In most cases, eating disorders are all about gaining control. As a child, I often felt like I was unable to live up to certain expectations; I wasn't athletic enough, smart enough, outgoing enough, funny enough, pretty enough. My younger days were spent with a never ending sense of inadequacy. Who set such ridiculous standards for my life? My parents? Teachers? Coaches? Nope, none of the above- it was all in my head. No matter how hard I tried, the person I saw in the mirror was never enough. I felt powerless and out of control of my own thoughts.
Whether we realize it or not, most situations in life we are absolutely powerless over. In my perfect world, everyone would react to all situations in a kind, friendly manner, long lines wouldn't exist and slow drivers wound never set a tire in the passing lane. Too bad my perfect world will never exist. The likelihood of any of those things happening is probably a negative three on a scale of one to ten.
Weight loss on the other hand, is simple science; burn more calories than you consume and boom the number on the scale goes down. While everything else in life seemed to be chaotic, my weight remained my go-to safe haven because I knew if I worked hard enough that number would remain constant. Finally, I had discovered something that I was "good enough" at and by taking it to extremes, not only could I be good enough, I could be best. I was in control.
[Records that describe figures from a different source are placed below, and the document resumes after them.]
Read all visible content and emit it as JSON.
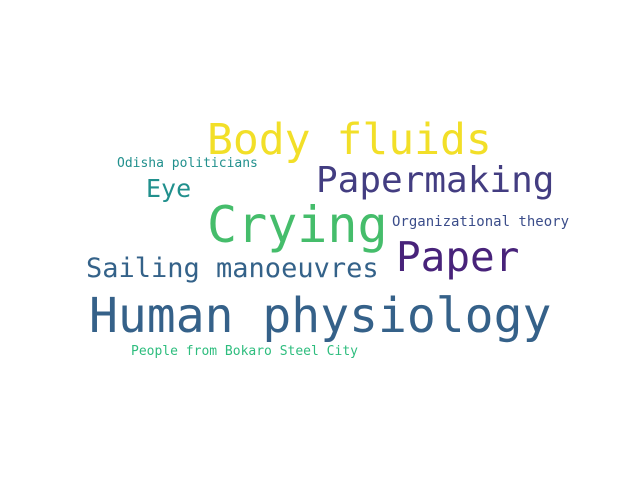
{
  "words": [
    {
      "id": "body-fluids",
      "text": "Body fluids",
      "color": "#f2df28"
    },
    {
      "id": "papermaking",
      "text": "Papermaking",
      "color": "#433d81"
    },
    {
      "id": "crying",
      "text": "Crying",
      "color": "#45bd6b"
    },
    {
      "id": "eye",
      "text": "Eye",
      "color": "#21908d"
    },
    {
      "id": "odisha",
      "text": "Odisha politicians",
      "color": "#21908d"
    },
    {
      "id": "org",
      "text": "Organizational theory",
      "color": "#3b4d8a"
    },
    {
      "id": "paper",
      "text": "Paper",
      "color": "#48237a"
    },
    {
      "id": "sailing",
      "text": "Sailing manoeuvres",
      "color": "#346289"
    },
    {
      "id": "human",
      "text": "Human physiology",
      "color": "#356189"
    },
    {
      "id": "bokaro",
      "text": "People from Bokaro Steel City",
      "color": "#2ebd7e"
    }
  ]
}
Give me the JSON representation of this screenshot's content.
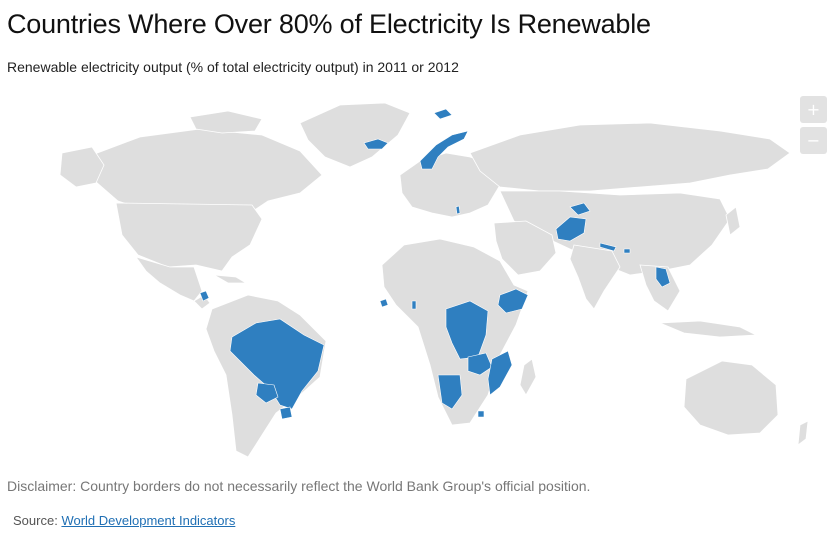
{
  "title": "Countries Where Over 80% of Electricity Is Renewable",
  "subtitle": "Renewable electricity output (% of total electricity output) in 2011 or 2012",
  "zoom": {
    "in_label": "+",
    "out_label": "−"
  },
  "disclaimer": "Disclaimer: Country borders do not necessarily reflect the World Bank Group's official position.",
  "source": {
    "prefix": "Source:",
    "link_text": "World Development Indicators"
  },
  "colors": {
    "highlight": "#2f7fc0",
    "land": "#dedede",
    "background": "#ffffff",
    "link": "#1f6fb4"
  }
}
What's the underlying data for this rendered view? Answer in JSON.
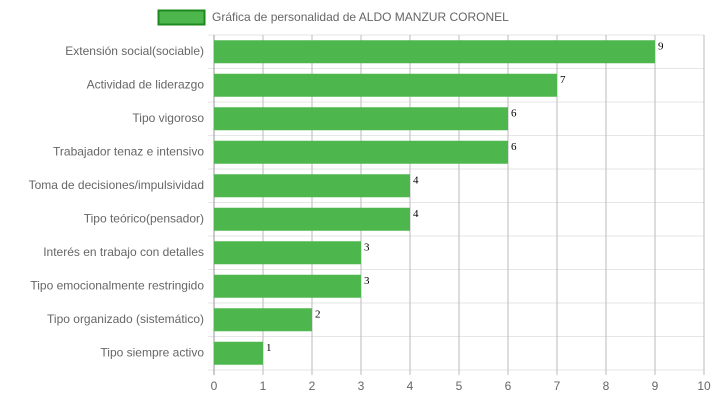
{
  "chart_data": {
    "type": "hbar",
    "categories": [
      "Extensión social(sociable)",
      "Actividad de liderazgo",
      "Tipo vigoroso",
      "Trabajador tenaz e intensivo",
      "Toma de decisiones/impulsividad",
      "Tipo teórico(pensador)",
      "Interés en trabajo con detalles",
      "Tipo emocionalmente restringido",
      "Tipo organizado (sistemático)",
      "Tipo siempre activo"
    ],
    "series": [
      {
        "name": "Gráfica de personalidad de ALDO MANZUR CORONEL",
        "color": "#4db74d",
        "values": [
          9,
          7,
          6,
          6,
          4,
          4,
          3,
          3,
          2,
          1
        ]
      }
    ],
    "xlim": [
      0,
      10
    ],
    "xticks": [
      0,
      1,
      2,
      3,
      4,
      5,
      6,
      7,
      8,
      9,
      10
    ],
    "grid": true,
    "legend": "top"
  }
}
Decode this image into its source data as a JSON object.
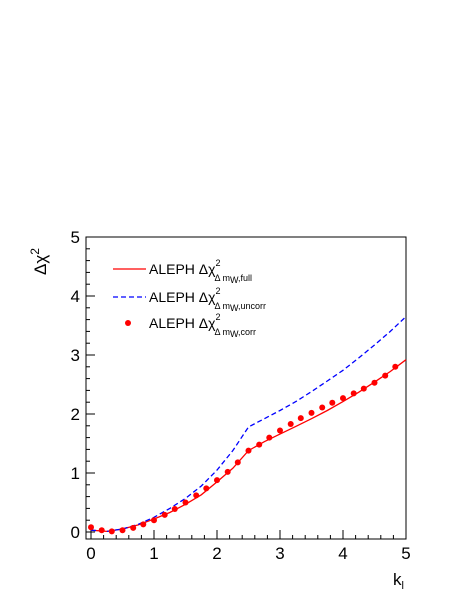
{
  "chart_data": {
    "type": "line",
    "xlim": [
      0,
      5
    ],
    "ylim": [
      0,
      5
    ],
    "x_ticks": [
      "0",
      "1",
      "2",
      "3",
      "4",
      "5"
    ],
    "y_ticks": [
      "0",
      "1",
      "2",
      "3",
      "4",
      "5"
    ],
    "xlabel_main": "k",
    "xlabel_sub": "l",
    "ylabel_main": "Δχ",
    "ylabel_sup": "2",
    "grid": false,
    "legend_position": "top-left",
    "series": [
      {
        "key": "full",
        "style": "solid",
        "color": "#ff0000",
        "legend": {
          "main": "ALEPH Δχ",
          "sup": "2",
          "sub1": "Δ m",
          "sub2": "W",
          "sub3": ",full"
        },
        "x": [
          0,
          0.25,
          0.5,
          0.75,
          1.0,
          1.25,
          1.5,
          1.75,
          2.0,
          2.25,
          2.5,
          2.75,
          3.0,
          3.25,
          3.5,
          3.75,
          4.0,
          4.25,
          4.5,
          4.75,
          5.0
        ],
        "y": [
          0.03,
          0.01,
          0.05,
          0.12,
          0.22,
          0.33,
          0.47,
          0.63,
          0.85,
          1.08,
          1.38,
          1.53,
          1.66,
          1.79,
          1.92,
          2.06,
          2.21,
          2.37,
          2.54,
          2.72,
          2.92
        ]
      },
      {
        "key": "uncorr",
        "style": "dashed",
        "color": "#0000ff",
        "legend": {
          "main": "ALEPH Δχ",
          "sup": "2",
          "sub1": "Δ m",
          "sub2": "W",
          "sub3": ",uncorr"
        },
        "x": [
          0,
          0.25,
          0.5,
          0.75,
          1.0,
          1.25,
          1.5,
          1.75,
          2.0,
          2.25,
          2.5,
          2.75,
          3.0,
          3.25,
          3.5,
          3.75,
          4.0,
          4.25,
          4.5,
          4.75,
          5.0
        ],
        "y": [
          0.03,
          0.01,
          0.05,
          0.13,
          0.25,
          0.4,
          0.57,
          0.78,
          1.05,
          1.38,
          1.78,
          1.92,
          2.06,
          2.21,
          2.38,
          2.56,
          2.74,
          2.95,
          3.17,
          3.4,
          3.65
        ]
      },
      {
        "key": "corr",
        "style": "markers",
        "color": "#ff0000",
        "legend": {
          "main": "ALEPH Δχ",
          "sup": "2",
          "sub1": "Δ m",
          "sub2": "W",
          "sub3": ",corr"
        },
        "x": [
          0,
          0.17,
          0.33,
          0.5,
          0.67,
          0.83,
          1.0,
          1.17,
          1.33,
          1.5,
          1.67,
          1.83,
          2.0,
          2.17,
          2.33,
          2.5,
          2.67,
          2.83,
          3.0,
          3.17,
          3.33,
          3.5,
          3.67,
          3.83,
          4.0,
          4.17,
          4.33,
          4.5,
          4.67,
          4.83
        ],
        "y": [
          0.08,
          0.03,
          0.01,
          0.03,
          0.07,
          0.13,
          0.2,
          0.29,
          0.39,
          0.5,
          0.62,
          0.74,
          0.88,
          1.02,
          1.18,
          1.38,
          1.48,
          1.6,
          1.72,
          1.83,
          1.93,
          2.02,
          2.11,
          2.19,
          2.27,
          2.35,
          2.43,
          2.53,
          2.65,
          2.8
        ]
      }
    ]
  }
}
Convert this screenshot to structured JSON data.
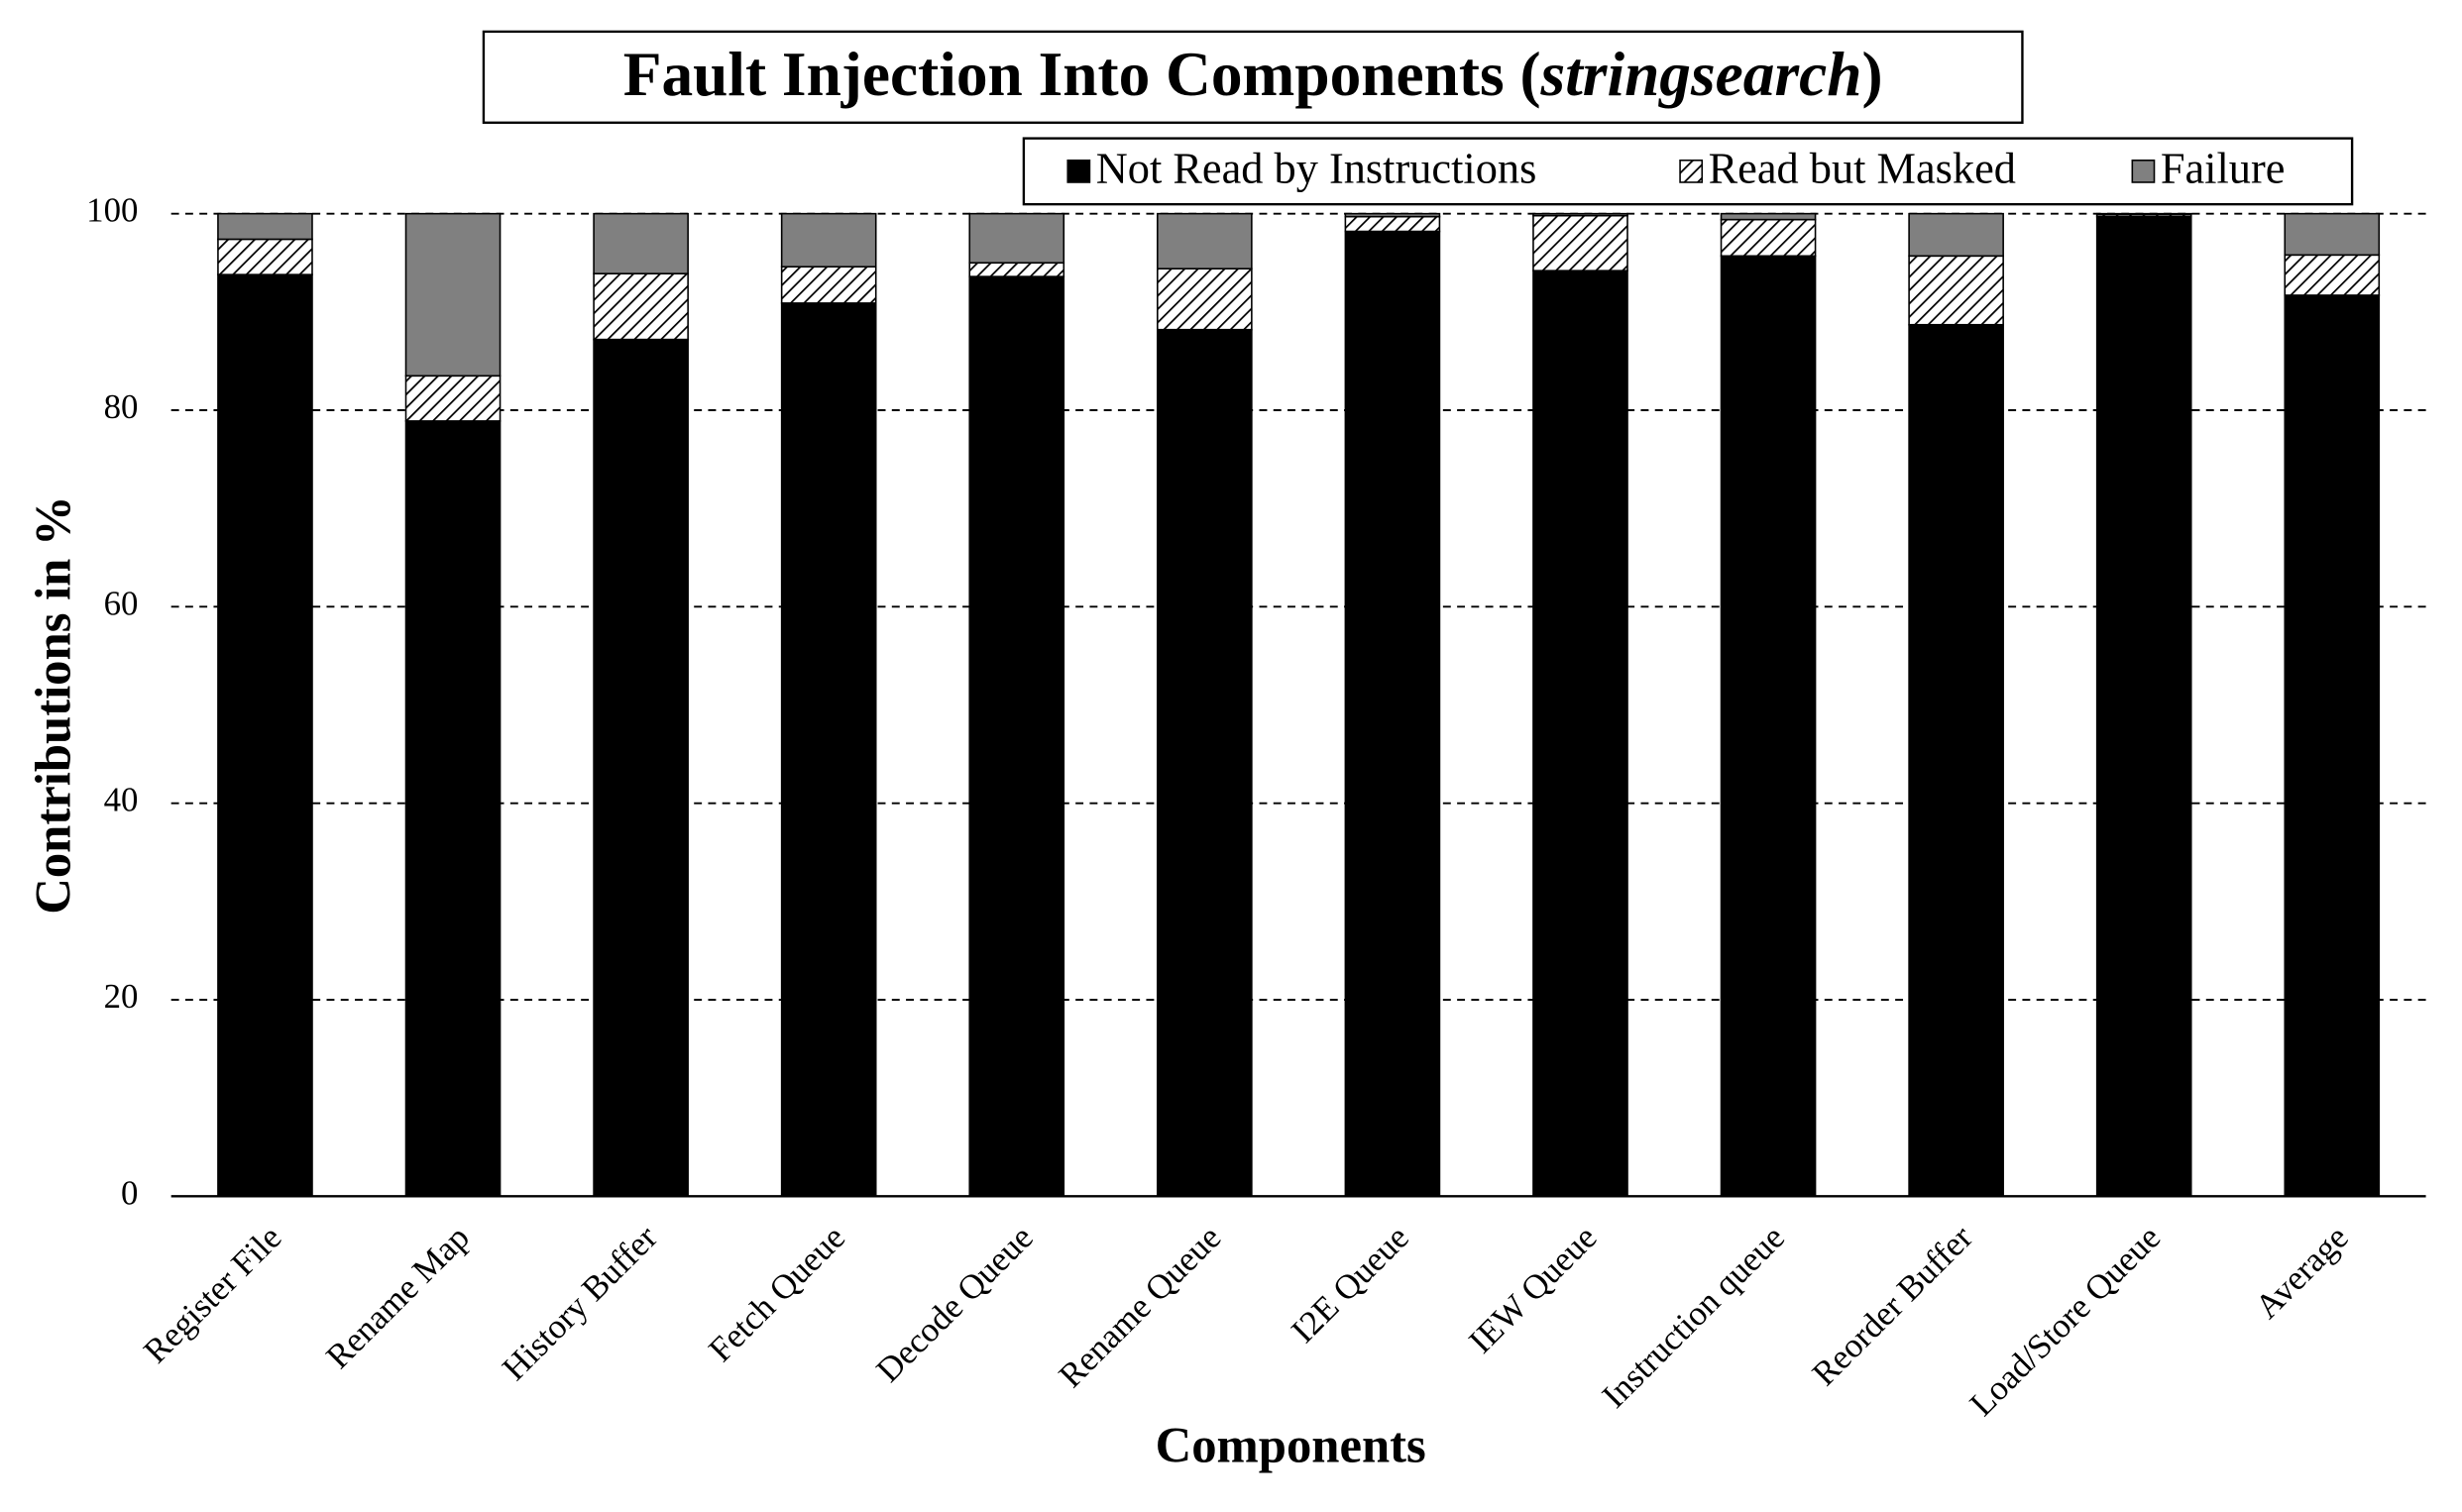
{
  "chart_data": {
    "type": "stacked_bar",
    "title": [
      {
        "text": "Fault Injection Into Components  ("
      },
      {
        "text": "stringsearch",
        "italic": true
      },
      {
        "text": ")"
      }
    ],
    "x_label": "Components",
    "y_label": "Contributions in %",
    "categories": [
      "Register File",
      "Rename Map",
      "History Buffer",
      "Fetch Queue",
      "Decode Queue",
      "Rename Queue",
      "I2E Queue",
      "IEW Queue",
      "Instruction queue",
      "Reorder Buffer",
      "Load/Store Queue",
      "Average"
    ],
    "series": [
      {
        "name": "Not Read by Instructions",
        "color": "#000000",
        "values": [
          93.8,
          78.9,
          87.2,
          90.9,
          93.6,
          88.2,
          98.2,
          94.2,
          95.7,
          88.7,
          99.7,
          91.7
        ]
      },
      {
        "name": "Read but Masked",
        "color": "hatch",
        "values": [
          3.6,
          4.6,
          6.7,
          3.7,
          1.4,
          6.2,
          1.5,
          5.6,
          3.7,
          7.0,
          0.2,
          4.1
        ]
      },
      {
        "name": "Failure",
        "color": "#808080",
        "values": [
          2.6,
          16.5,
          6.1,
          5.4,
          5.0,
          5.6,
          0.3,
          0.2,
          0.6,
          4.3,
          0.1,
          4.2
        ]
      }
    ],
    "ylim": [
      0,
      100
    ],
    "yticks": [
      0,
      20,
      40,
      60,
      80,
      100
    ],
    "grid": true,
    "legend": "top-right"
  }
}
Now that my brain has returned to a healthy state and functions properly, I am starting to see how OUT of control my life had become.
After mastering the art of throwing temper tantrums as my treatment team began taking away any means of control my eating disorder had over my life, I began to feel exposed. Without my eating disorder, I felt like that powerless little girl with no sense of self worth. I was and still am at times, incredibly vulnerable. What will people think when I take off the eating disorder mask and become my authentic self? How will I cope with anything if I am not in control of at least one aspect of my life?
Today, however, I have finally come to realize that I am more in control of my life than ever before. Somehow by letting go of the need for control, I've found a way to gain it in return. I cannot live my life worrying about what others might think or not being true to my beliefs; trust me, I've tried.
“How would your life be different if…You stopped worrying about things you can’t control and started focusing on the things you can? Let today be the day…You free yourself from fruitless worry, seize the day and take effective action on things you can change.” -Steve Maraboli
I love this quote. Think about it for a second- how different would life be if we really could let go of the things we can't control? The only thing in this crazy life that we have the power to control is ourselves. It has taken me months to accept the fact that my treatment team is completely in control of my weight; but in the process I have been given the opportunity to let go and begin to find myself in return.